Dan Seals, who was England Dan in the pop duo England Dan and John Ford Coley and later had a successful country career, has died of complications from cancer. He was 61.
Longtime manager Tony Gottlieb said Seals, diagnosed with lymphoma two years ago, died Wednesday night at his daughter's home in Nashville.
With England Dan and John Ford Coley, Seals had hits including "I'd Really Like to See You Tonight" and "Nights Are Forever," both in 1976. His country hits in the '80s and '90s included "Bop," ''You Still Move Me," ''Love on Arrival," and a duet with Marie Osmond, "Meet Me in Montana."
"I've loved to play and sing from the moment I knew what it was," he told The Associated Press in 1992.
Seals leaves behind wife Andi; children Jimmy, Jeremy, Holley and Jesse; brothers Jimmy (Seals & Crofts) and Eddie (Eddie & Joe) and sister Renee; and five grandchildren.
"He was very positive," said Gottlieb, Seals' manager for about 30 years. "He participated in several clinical trials to assist with research on this type of lymphoma."
Gottlieb said a major misconception about Seals is that he was a pop singer who came to country music. In reality, he said, Seals grew up singing country music and crossed into pop.
"He was raised in a very rural part of West Texas. His father was an amateur country singer, and he used to play with his dad. They were Hank Williams, Grand Ole Opry people. He was much more of a country singer than a pop singer."
Seals' older brother, Jimmy, was the Seals in Seals & Crofts, who recorded the hits "Summer Breeze" and "Diamond Girl" in the 1970s.
Until Dan Seals got sick, the brothers were working as a duo, Seals & Seals. They performed some shows and were recording an album but never finished it. The songs they did complete, about eight in all, will be released.
"In the last two years he only did like three shows," Gottlieb said. "He just didn't have the energy."

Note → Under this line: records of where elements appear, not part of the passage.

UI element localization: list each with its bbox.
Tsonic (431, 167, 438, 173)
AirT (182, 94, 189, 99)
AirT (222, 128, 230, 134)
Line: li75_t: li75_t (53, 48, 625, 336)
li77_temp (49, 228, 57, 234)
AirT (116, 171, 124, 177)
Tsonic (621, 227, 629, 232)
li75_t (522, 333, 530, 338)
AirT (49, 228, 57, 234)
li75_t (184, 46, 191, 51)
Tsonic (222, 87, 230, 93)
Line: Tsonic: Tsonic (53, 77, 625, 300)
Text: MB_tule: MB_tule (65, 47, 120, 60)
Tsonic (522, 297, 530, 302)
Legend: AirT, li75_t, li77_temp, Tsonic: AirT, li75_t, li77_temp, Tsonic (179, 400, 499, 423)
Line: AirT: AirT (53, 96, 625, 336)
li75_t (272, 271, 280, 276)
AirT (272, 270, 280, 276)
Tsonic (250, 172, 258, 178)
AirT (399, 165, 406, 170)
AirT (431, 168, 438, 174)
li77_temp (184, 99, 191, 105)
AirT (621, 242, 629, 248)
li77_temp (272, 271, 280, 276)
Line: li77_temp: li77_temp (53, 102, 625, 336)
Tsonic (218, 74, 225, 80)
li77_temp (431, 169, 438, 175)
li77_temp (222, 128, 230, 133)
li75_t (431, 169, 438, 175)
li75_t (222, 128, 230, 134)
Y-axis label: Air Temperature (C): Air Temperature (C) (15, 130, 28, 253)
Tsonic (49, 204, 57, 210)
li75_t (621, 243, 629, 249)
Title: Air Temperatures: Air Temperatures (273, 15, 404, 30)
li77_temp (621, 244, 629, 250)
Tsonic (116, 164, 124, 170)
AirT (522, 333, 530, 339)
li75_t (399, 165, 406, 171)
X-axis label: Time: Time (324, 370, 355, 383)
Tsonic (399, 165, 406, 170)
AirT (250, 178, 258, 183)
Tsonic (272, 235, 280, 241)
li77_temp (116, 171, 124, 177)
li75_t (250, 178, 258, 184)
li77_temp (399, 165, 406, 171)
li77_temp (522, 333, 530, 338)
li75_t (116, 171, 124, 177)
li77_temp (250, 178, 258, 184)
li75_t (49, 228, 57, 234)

Seals, whose father was a pipefitter, was born in McCamey, Texas, and grew up in Iraan, Texas, and Dallas.
His well-crafted songs tended to be insightful and graphic with lofty themes. In 1989, his music video for the song "Rage On" addressed a topic rare in country music: an interracial relationship. It showed angry youths smashing the windows of the car of a young man dating a girl of a different race. One boy hurled a beer bottle at the girl's father. The song itself was about small town values.
"When we record songs, we take chances," Seals said at the time. "We feel we are on the cutting edge of what we can do."